Now we have to set which questions we are going to use to do this we can enter into the settings on the left dashboard menu and then just click our profiles. Now we can scroll down to the bottom and enable our security questions. We can also choose which security question we would like to use and then under that we can enter our answers in the box. Easy! To complete the whole process, click ‘update profile ‘. So, this is our security question set up in the end. Smooth enough, isn’t it? Okay, now if we log out of our site and visit our login page, we will see that we now need to choose our answer to the security questions before logging in. Note: We must write down the answers to the questions so if we forget we can remind ourselves and get through the puzzle!

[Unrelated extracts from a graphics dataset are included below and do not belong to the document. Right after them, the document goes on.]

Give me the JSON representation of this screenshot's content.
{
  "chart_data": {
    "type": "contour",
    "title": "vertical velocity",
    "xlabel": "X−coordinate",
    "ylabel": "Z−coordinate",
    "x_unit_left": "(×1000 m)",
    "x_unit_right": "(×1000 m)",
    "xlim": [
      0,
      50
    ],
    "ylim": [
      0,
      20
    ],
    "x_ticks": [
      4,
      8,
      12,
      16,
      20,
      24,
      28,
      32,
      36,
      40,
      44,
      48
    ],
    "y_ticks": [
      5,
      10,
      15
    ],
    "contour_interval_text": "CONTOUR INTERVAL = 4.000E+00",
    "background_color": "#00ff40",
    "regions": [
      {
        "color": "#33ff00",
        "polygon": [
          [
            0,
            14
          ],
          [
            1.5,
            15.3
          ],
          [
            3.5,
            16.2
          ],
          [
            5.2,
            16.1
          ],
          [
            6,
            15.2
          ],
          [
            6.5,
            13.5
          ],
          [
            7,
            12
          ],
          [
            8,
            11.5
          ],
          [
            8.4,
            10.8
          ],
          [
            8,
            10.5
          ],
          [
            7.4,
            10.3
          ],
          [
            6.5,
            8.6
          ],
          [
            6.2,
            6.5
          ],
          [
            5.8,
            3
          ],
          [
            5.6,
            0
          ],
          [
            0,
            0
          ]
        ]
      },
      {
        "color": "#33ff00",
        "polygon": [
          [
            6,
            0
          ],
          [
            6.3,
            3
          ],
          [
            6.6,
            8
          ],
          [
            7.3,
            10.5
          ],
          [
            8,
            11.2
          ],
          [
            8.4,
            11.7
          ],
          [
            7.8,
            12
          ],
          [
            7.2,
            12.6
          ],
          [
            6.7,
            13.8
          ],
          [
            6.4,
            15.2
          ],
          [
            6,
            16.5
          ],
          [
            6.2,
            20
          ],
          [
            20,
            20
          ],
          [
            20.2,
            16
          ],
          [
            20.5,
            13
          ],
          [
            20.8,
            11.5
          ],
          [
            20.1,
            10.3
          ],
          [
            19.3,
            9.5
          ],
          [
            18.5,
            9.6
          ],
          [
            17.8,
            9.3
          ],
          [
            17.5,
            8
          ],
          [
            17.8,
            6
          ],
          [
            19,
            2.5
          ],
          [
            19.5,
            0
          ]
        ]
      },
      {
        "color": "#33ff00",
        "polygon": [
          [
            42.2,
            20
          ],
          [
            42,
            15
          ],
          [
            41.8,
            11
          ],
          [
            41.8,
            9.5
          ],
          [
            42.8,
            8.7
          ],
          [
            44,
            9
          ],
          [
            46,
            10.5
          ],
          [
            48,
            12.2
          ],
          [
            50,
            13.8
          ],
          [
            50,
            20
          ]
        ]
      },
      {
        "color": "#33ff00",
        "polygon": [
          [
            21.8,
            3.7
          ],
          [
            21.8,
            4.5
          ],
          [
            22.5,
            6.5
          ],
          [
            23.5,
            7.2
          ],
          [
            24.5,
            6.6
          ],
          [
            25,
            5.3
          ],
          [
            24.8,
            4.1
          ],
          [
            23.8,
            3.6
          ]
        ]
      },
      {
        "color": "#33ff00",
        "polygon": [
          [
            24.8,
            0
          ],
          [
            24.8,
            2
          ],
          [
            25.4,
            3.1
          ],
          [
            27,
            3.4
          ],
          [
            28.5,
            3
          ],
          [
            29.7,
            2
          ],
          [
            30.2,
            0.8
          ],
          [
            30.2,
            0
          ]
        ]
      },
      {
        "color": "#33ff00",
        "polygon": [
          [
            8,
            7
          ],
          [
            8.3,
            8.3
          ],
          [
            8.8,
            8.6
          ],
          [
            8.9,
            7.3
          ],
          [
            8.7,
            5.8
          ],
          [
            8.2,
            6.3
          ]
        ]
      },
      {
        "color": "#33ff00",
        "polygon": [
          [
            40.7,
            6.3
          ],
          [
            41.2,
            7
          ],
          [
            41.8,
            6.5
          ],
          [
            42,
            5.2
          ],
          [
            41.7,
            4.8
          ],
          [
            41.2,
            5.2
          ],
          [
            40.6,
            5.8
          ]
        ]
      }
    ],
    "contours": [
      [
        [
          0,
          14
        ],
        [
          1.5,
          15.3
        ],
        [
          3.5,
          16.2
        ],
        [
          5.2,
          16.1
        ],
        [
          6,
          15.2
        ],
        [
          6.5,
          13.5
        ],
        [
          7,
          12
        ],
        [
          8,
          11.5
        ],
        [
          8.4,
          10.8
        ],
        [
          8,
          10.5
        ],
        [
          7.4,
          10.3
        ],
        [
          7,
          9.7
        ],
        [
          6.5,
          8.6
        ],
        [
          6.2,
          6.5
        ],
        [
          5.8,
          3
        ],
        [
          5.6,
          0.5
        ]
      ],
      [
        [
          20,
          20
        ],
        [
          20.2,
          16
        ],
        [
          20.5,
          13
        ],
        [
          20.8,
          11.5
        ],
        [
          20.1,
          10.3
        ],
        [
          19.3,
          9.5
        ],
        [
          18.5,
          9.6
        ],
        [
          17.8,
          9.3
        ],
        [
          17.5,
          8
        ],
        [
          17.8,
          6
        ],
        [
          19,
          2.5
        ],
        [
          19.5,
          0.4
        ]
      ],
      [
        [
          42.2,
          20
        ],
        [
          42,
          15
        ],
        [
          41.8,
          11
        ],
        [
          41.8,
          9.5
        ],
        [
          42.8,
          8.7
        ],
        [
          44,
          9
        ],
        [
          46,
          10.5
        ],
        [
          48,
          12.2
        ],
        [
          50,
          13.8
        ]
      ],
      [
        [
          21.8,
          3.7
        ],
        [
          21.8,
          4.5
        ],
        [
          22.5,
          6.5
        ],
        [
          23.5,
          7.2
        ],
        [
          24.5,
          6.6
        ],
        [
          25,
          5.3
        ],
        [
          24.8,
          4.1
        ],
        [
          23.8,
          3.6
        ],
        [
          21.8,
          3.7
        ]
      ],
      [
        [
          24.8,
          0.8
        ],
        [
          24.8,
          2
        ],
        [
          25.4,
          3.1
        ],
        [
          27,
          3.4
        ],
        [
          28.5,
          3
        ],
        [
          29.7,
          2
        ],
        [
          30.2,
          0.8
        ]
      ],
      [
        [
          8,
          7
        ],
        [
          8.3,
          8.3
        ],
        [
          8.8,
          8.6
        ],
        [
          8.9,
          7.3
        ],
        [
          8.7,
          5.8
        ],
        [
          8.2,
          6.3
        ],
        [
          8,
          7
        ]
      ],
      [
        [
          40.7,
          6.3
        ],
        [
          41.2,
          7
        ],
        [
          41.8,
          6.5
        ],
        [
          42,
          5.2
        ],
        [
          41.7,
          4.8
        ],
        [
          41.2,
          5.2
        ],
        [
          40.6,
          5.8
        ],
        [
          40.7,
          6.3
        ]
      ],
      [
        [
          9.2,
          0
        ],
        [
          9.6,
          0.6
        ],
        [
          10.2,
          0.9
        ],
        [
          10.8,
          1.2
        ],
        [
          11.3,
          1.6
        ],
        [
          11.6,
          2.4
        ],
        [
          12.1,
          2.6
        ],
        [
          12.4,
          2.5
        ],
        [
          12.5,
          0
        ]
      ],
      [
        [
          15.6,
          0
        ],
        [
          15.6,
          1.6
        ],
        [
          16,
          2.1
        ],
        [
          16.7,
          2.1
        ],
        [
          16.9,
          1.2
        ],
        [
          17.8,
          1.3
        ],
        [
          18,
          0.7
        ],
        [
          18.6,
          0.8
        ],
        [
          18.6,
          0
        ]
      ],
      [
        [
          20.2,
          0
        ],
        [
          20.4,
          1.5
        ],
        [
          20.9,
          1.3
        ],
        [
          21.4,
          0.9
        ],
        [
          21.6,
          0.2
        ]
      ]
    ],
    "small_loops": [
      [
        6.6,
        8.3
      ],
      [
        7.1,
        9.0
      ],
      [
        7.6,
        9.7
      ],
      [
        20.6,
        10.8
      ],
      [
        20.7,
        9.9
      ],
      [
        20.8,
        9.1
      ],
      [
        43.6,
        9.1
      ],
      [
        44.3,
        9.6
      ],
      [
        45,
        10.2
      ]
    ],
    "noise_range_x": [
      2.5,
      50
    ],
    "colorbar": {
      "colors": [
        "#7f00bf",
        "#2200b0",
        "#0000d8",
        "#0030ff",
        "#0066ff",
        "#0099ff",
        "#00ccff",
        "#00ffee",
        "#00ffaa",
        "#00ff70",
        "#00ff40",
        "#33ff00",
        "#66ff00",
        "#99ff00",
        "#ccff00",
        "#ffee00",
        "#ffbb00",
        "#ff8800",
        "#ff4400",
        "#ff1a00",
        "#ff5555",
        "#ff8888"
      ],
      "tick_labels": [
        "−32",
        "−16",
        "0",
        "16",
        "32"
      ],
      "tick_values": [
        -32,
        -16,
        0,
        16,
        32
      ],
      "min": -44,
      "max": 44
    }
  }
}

Final steps to know and apply:
We have come really far with the steps. We should keep no shortage in protecting our sites from hackers. Here we get why it’s important to protect the site! So, let’s be sure none of the above happens with any of us because it can be very dangerous. We should always be conscious about protecting the site using all the Strategies it needs. Most of us don’t realize until our site is hacked and a lot of sensitive information is being leaked. This is very hurtful and it’s totally against the laws. We should be more responsible and focused on such issues as site hacking. The above steps can help us to get rid of such harmful hackers. If the first step is never taken the consequences become hard to fight with. If there is any problem with furthermore issues that you might face can be helped out. Every problem has solutions and prevention is better than cure.